A person familiar with the Apple deal, speaking on condition of anonymity because all of its details had not been made public, said it would have guaranteed $23-25 million per year per school with escalator clauses based on subscribers.

The deal also provided no guarantees of games being sold to linear TV networks, but it would have left that possibility open for consideration.

The Mountain West is the most logical spot for the Pac-12 schools to land geographically if they wanted to leave their former conference behind altogether. A person familiar with discussions in that league told the AP that its leaders have been strategizing the possibility of trying to add Pac-12 schools since last week.

The MWC and the AAC are so-called Group of Five conferences, where adding Power Five schools would be considered an upgrade in most cases.

Schulz said he and athletic director Pat Chun have been in contact with multiple conferences and remain in regular contact with the remaining Pac-12 schools.

“These efforts continued through the weekend — and will continue until we find a suitable home for Washington State athletics,” Schulz wrote.

The ACC, however, is a fellow Power Five conference that seems like a strange option for the Pac-12 orphans. It has 14 members, none farther West than Louisville. But while the cross-country travel would be challenging, Stanford and Cal do fit the profile of a league that has the likes of Duke, Wake Forest and Boston College.

The ACC has been exploring ways to bring in more revenue to keep up with the Big Ten and the Southeastern Conference and Florida State leaders have insisted the ACC must do something because of what they say is an unfavorable media rights contract. Adding the Northern California schools could extend the footprint of the ACC Network and possibly increase its value.

Existing ACC could also add to their coffers by bringing in new schools at less than a full share of media rights revenue, the way the Big Ten added Washington and Oregon. The

As for Cal and Stanford, with the Big Ten and Big 12 seemingly done expanding, they don't appear to have another Power Five option.

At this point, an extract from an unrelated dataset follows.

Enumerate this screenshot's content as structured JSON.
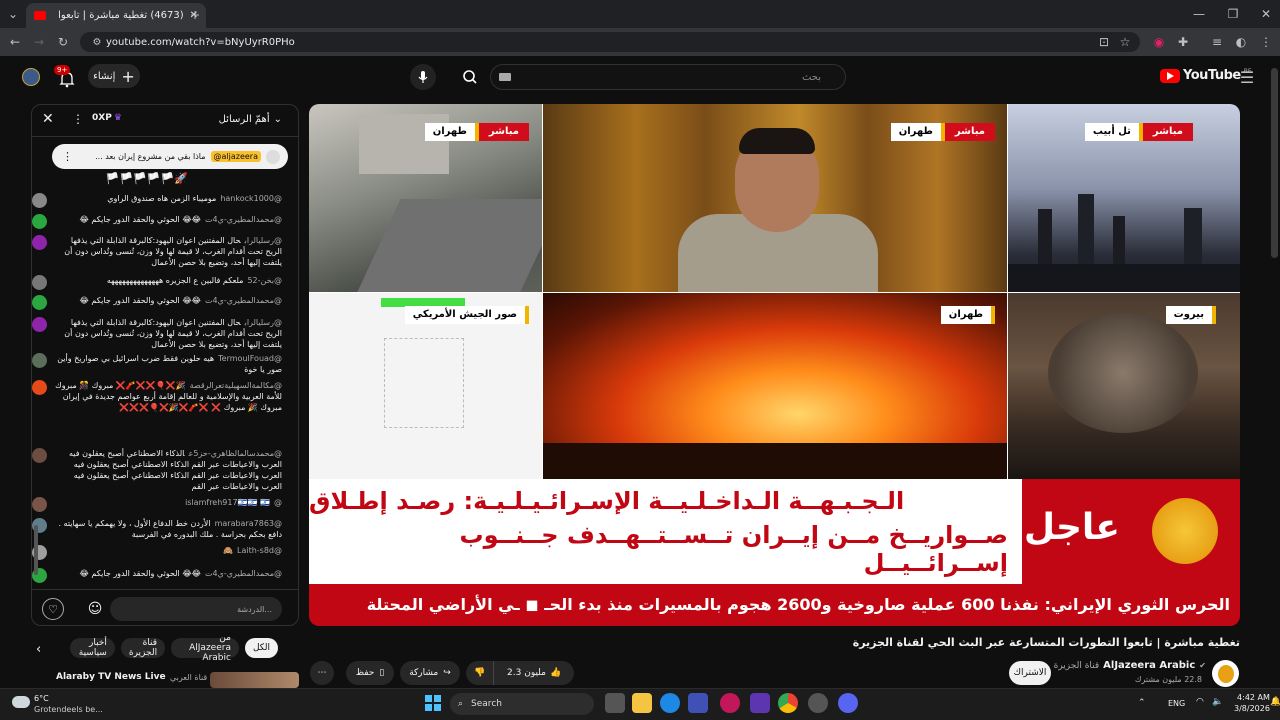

There is also the possibility that the four remaining Pac-12 schools stay together, and try to lure others to join. Six schools is the minimum required by the NCAA to operate a conference in the short-term.

That seems like a long shot without a television deal in place beyond this school year and only four members, but the Pac-12 still has a few things going for it structurally. It is an autonomy conference by NCAA bylaws, which allows the Power Five to have some power to pass NCAA legislation without the rest of Division I's approval.

Removing that autonomy designation would require NCAA action.

While the College Football Playoff playoff is expanding next year, it is doing so under the last two years of a contract that recognizes the Pac-12 as one of the five conferences that share 80% percent of CFP.

That could be a huge short-term windfall for a new addition, if a newly stocked Pac-12 can retain that status.

It remains to be seen if the other FBS conferences would try to change the revenue distribution model based on the construction of the Pac-12, but any changes to the current CFP agreements require an unanimous vote of the management committee, comprised of 10 conference commissioners and Notre Dame athletic director Jack Swarbrick.